The first step is to heat and pressurise the material to replicate the conditions inside Neptune at a depth of around 10,000 kilometres (6,214 miles): pulses of optical laser generate shockwaves in the polystyrene, which heats the material up to around 5,000 Kelvin (4,727 degrees Celsius, or 8,540 degrees Fahrenheit). It also creates intense pressure.
"We produce about 1.5 million bars, that is equivalent to the pressure exerted by the weight of some 250 African elephants on the surface of a thumbnail," Kraus said.
In the previous experiment, X-ray diffraction was used to then probe the material. This works well for materials with crystalline structures, but less so with non-crystalline molecules, so the picture was incomplete. In the new experiment, the team used a different method, measuring how X-rays scattered off electrons in the polystyrene.
This allowed them not just to observe the conversion of carbon into diamond, but also what happens to the rest of the sample - it splits off into hydrogen. And there's pretty much no leftover carbon.
"In the case of the ice giants we now know that the carbon almost exclusively forms diamonds when it separates and does not take on a fluid transitional form," Kraus said.
This is important, because there's something really weird about Neptune. Its interior is way hotter than it should be; in fact, it gives off 2.6 times more energy than it absorbs from the Sun.

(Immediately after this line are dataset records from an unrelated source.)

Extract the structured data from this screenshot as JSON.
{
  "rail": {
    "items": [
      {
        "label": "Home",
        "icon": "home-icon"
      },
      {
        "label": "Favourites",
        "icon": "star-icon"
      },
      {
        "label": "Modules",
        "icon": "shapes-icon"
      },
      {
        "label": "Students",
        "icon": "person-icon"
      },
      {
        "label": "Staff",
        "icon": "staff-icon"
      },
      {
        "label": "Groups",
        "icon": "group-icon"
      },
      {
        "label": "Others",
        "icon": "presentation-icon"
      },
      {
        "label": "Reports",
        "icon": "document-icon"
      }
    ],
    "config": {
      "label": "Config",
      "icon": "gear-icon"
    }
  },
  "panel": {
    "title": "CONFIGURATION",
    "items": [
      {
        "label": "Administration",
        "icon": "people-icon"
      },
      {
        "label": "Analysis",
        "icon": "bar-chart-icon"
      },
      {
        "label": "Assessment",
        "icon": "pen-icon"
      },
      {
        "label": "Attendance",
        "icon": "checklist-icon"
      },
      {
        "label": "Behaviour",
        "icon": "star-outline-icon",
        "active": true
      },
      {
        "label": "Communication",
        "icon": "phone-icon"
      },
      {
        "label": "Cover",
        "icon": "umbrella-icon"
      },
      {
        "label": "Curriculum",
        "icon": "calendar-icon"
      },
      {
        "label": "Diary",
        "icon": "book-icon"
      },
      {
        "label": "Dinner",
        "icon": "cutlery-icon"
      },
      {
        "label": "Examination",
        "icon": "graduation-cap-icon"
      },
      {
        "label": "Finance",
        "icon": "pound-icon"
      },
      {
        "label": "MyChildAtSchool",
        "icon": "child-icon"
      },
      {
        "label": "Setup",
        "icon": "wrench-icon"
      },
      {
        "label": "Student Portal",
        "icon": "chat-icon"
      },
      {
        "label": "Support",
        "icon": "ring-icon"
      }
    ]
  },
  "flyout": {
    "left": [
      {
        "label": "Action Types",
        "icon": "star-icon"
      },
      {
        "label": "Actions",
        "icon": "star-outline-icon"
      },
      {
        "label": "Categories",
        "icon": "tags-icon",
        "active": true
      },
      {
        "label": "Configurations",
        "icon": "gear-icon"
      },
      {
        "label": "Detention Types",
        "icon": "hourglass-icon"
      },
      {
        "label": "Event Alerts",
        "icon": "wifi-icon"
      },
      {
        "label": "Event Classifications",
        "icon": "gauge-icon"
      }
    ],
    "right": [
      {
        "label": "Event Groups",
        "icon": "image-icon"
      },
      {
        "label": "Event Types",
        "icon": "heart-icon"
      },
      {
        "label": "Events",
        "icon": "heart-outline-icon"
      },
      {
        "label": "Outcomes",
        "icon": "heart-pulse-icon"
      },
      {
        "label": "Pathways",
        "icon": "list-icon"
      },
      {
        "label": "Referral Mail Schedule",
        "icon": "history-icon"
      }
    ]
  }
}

If diamonds - more dense than the material around them - are raining down into the planet's interior, they could be releasing gravitational energy, which is converted into heat generated by friction between the diamonds and the material around them.
This experiment suggests we don't have to find an alternative explanation… not yet, at any rate. And it also shows a method we could use to 'probe' the interiors of other planets in the Solar System.
"This technique will allow us to measure interesting processes that are otherwise difficult to recreate," Kraus said.
"For example, we'll be able to see how hydrogen and helium, elements found in the interior of gas giants like Jupiter and Saturn, mix and separate under these extreme conditions. It's a new way to study the evolutionary history of planets and planetary systems, as well as supporting experiments towards potential future forms of energy from fusion.